至上最幸の恋
 けれど、その未来に磯崎さんがいるのかと考えると、胸の奥で小さくなにかが引っかかる。
 磯崎さんは、とても素敵で尊敬できる方。心から信頼しているし、お話しするのも楽しい。

 それでも、支えていただくというのは、どこか違う気がする。

 私は誰かに支えていただきたいのではなく、自分の足で立って、この想いを大切に抱えていきたいのかもしれない。

 まだ、自分の想いをうまく言葉にできない。だけどきちんと考え抜いて、磯崎さんには誠実にお返事しないと。

 答えを急いではいけない。けれど、目を背けてもいけない。
 そう思いながら歩いているうちに、足は自然と市民公園へ向かっていた。

 木々のあいだを抜ける風は、まだ少し冷たい。それでも春の気配は確かにあって、やわらかな光が芝生の上に落ちている。
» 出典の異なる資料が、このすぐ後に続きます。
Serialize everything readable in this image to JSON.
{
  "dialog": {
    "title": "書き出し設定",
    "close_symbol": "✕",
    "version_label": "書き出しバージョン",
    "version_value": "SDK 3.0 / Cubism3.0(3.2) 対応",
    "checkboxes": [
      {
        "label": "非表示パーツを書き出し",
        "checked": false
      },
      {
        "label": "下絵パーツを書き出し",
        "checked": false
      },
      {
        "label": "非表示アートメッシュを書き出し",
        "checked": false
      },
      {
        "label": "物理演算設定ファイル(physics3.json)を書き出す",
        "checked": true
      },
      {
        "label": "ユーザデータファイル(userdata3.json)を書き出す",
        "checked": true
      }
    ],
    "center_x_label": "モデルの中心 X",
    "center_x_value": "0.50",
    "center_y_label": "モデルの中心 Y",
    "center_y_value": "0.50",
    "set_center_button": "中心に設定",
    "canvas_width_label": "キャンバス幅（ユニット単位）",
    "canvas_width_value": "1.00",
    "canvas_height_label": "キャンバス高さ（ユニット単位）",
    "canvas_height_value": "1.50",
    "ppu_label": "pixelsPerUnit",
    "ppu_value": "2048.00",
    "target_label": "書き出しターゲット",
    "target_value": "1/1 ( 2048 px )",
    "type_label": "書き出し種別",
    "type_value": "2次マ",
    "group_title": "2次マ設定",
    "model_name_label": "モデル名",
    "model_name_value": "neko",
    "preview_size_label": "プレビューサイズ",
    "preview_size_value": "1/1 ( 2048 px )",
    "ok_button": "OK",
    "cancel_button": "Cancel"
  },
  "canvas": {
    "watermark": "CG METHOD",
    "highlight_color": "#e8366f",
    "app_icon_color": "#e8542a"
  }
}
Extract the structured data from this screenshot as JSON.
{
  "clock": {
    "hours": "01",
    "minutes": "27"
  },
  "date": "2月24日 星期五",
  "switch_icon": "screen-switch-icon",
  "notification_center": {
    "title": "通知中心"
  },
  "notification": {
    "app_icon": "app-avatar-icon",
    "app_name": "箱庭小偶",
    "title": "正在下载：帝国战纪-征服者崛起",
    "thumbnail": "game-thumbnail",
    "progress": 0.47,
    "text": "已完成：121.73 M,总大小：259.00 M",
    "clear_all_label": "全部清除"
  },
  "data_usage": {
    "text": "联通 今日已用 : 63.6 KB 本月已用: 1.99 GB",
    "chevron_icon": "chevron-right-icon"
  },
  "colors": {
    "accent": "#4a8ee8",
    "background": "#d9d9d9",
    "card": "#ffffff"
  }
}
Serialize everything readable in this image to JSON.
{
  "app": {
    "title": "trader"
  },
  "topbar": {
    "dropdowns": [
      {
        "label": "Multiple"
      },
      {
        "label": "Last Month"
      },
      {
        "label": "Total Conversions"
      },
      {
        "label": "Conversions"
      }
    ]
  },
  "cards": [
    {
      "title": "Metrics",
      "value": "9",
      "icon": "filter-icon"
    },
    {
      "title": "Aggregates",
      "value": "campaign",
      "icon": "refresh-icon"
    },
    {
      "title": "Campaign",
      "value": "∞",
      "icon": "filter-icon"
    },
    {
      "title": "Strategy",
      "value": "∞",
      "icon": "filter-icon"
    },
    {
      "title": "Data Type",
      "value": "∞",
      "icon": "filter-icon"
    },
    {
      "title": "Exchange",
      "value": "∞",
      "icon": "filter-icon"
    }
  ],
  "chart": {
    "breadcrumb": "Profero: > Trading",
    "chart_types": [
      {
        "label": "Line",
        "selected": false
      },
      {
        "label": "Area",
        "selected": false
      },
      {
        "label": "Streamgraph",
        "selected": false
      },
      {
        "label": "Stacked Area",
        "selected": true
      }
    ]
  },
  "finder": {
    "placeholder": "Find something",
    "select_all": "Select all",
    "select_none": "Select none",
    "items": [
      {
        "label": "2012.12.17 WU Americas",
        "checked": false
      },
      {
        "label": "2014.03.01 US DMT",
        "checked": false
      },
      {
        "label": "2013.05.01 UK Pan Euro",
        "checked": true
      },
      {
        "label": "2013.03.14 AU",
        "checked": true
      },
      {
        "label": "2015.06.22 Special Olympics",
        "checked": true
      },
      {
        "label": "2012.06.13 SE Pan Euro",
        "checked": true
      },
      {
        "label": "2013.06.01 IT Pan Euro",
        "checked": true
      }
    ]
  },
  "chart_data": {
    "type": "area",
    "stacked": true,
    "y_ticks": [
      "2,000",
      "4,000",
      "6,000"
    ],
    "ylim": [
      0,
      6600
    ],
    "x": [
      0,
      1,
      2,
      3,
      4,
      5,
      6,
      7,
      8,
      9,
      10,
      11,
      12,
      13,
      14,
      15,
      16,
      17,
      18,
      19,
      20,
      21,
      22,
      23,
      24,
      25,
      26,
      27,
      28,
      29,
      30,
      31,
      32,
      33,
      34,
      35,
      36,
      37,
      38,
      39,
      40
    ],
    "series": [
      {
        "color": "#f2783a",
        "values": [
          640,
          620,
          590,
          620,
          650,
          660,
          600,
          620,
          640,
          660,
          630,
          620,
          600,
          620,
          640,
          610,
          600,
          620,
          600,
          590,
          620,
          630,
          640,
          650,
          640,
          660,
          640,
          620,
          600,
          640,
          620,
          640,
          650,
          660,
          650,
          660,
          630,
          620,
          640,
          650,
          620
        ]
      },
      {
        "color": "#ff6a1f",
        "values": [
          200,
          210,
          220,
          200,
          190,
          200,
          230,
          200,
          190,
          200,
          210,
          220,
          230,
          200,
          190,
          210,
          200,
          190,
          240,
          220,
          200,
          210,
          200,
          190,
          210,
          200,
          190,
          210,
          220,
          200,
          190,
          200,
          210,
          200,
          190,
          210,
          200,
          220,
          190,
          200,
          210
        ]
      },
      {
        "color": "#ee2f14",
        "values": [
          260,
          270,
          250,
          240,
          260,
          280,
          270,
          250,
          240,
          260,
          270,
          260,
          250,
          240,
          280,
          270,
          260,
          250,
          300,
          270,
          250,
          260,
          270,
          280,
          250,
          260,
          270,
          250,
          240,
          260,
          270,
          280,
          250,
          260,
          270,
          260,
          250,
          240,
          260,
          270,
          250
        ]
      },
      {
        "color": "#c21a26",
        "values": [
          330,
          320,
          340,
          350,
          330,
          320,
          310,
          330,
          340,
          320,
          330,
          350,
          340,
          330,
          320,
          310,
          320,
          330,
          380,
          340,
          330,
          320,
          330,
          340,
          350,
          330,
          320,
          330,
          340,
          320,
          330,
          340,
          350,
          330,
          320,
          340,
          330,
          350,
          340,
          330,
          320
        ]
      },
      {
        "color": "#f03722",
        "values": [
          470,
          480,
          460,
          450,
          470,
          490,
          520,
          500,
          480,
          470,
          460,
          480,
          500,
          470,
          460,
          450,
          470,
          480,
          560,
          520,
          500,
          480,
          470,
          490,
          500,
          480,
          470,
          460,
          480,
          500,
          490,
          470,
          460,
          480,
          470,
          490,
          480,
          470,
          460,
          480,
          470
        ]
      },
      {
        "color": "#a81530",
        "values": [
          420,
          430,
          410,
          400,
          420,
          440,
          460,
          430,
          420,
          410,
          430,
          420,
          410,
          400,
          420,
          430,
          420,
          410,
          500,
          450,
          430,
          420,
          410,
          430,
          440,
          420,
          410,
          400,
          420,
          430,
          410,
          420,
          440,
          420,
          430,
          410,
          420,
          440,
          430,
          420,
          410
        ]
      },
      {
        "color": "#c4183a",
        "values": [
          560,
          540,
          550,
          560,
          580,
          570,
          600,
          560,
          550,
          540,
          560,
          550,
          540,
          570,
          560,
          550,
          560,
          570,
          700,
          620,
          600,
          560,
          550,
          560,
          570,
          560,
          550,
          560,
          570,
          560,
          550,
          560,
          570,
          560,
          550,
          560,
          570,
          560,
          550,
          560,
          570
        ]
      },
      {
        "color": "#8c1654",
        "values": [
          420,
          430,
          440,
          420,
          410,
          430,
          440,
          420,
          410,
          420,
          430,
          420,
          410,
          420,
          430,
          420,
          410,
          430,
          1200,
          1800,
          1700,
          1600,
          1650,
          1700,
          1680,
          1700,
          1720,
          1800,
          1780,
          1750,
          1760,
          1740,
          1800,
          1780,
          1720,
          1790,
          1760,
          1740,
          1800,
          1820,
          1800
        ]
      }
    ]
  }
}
 ここで瑛士さんと過ごした時間は、本当に夢のようだった。

 瑛士さんは私を支えようとしてくださったわけではない。けれど私の世界を鮮やかに変えてくれた。そのことだけは、どうしてもなかったことにはできないわ。

 あの日、瑛士さんが絵を描いていたベンチに腰を下ろす。
 しばらく座っているうちに、あっという間に空が茜色に染まりはじめていた。

 寒くなってきたし、そろそろ戻らなくちゃ。

「あ、エリサさん」

 ホテルの前で、黒瀬さんに声をかけられた。なんだか、たくさん荷物を持っていらっしゃるわ。